Kerry King, fundador e ex-guitarrista do Slayer, uma figura inconfundível com sua longa barba, tatuagem de chama cobrindo o braço e a inseparável guitarra modelo "flying V" que leva aos palcos, é um ponto de referência na história do metal. Ele já fez muito fã bater cabelo em mais de 40 anos de serviços prestados à música pesada.
"Nós aceleramos tudo, fizemos os vocais mais rápidos.

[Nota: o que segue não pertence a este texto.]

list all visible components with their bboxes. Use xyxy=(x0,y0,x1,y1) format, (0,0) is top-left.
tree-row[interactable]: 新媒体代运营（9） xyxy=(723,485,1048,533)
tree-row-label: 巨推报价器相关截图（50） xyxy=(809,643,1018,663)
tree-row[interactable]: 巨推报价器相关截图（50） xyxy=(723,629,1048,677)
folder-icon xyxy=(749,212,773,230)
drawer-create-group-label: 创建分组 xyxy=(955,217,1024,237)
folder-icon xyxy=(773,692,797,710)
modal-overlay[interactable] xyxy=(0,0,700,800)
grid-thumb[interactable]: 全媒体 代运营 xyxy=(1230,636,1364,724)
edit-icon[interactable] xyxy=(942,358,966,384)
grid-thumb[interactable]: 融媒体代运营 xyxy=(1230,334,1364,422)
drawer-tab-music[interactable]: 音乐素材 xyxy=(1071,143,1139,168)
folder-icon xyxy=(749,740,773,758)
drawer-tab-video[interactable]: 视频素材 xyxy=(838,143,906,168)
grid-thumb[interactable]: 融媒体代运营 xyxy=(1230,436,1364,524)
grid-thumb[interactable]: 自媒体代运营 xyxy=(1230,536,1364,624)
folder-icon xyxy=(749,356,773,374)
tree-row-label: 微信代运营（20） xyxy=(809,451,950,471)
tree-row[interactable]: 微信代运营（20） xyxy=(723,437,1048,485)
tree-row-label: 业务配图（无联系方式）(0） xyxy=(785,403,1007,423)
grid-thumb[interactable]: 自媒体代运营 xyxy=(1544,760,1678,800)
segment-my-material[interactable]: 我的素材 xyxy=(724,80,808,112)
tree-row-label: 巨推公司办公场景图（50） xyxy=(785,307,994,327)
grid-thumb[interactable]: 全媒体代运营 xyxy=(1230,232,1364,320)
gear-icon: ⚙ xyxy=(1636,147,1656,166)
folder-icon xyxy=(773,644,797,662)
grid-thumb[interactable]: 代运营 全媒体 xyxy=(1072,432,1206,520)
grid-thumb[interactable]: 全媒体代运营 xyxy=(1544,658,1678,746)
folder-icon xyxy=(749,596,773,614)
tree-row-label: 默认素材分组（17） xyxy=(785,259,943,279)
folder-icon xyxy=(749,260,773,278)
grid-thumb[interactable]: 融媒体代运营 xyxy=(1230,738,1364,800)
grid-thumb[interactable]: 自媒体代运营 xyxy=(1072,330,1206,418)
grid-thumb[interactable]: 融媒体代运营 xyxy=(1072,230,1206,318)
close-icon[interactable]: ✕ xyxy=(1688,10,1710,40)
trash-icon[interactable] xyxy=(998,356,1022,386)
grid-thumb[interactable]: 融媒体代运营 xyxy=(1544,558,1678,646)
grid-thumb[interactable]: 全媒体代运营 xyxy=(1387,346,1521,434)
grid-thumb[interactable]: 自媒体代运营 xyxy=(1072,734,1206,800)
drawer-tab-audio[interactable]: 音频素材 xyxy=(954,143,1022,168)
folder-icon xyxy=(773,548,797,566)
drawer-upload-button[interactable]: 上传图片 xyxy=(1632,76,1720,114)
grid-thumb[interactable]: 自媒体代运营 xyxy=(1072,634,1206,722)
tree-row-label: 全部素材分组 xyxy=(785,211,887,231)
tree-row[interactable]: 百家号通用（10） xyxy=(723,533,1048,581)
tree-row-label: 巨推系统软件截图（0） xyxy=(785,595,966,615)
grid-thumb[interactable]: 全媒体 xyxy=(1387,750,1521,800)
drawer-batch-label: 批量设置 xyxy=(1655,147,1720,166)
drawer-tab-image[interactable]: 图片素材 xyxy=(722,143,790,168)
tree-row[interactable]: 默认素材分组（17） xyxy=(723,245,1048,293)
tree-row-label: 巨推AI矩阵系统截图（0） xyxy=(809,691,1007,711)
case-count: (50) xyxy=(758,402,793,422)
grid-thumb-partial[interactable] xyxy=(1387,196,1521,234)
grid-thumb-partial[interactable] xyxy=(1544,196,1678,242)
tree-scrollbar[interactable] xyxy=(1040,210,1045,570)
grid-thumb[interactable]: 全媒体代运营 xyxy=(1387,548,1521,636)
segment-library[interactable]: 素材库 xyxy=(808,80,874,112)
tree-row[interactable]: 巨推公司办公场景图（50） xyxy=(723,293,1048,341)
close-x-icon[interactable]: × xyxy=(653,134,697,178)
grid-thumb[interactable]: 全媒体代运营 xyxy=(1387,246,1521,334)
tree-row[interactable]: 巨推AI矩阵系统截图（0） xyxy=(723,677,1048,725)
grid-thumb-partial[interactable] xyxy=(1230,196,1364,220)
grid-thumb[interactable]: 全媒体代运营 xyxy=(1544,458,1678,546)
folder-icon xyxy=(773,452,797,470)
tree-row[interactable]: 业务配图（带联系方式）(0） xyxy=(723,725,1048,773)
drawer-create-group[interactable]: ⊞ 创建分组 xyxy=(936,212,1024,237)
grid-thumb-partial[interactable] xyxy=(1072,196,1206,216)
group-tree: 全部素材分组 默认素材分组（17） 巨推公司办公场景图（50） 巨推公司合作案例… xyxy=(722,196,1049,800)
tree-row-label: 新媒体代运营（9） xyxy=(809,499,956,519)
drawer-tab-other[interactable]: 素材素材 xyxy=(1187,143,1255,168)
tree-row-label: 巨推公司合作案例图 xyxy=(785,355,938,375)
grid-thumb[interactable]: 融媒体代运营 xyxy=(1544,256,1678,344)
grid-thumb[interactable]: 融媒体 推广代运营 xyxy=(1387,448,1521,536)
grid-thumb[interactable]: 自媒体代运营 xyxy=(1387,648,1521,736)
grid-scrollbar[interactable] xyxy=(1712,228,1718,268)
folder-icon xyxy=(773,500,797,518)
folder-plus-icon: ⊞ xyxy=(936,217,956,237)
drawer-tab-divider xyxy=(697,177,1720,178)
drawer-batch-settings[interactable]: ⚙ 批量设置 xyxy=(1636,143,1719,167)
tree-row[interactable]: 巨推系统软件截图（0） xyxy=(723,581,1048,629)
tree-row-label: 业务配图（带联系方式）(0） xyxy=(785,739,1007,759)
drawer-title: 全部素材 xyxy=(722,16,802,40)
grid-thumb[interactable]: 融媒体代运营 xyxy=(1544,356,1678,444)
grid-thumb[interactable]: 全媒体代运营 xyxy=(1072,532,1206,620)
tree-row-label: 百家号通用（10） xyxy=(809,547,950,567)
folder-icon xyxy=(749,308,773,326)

Nós inserimos a ideia punk [no metal]", diz o guitarrista, ao comentar, numa entrevista num hotel em São Paulo, o papel do Slayer na evolução da música pesada, junto a outras bandas lendárias como Metallica, Megadeth e Anthrax, as quatro principais do thrash metal. "Todos nós ajustamos [o metal] do nosso jeito, mas éramos todos muito parecidos."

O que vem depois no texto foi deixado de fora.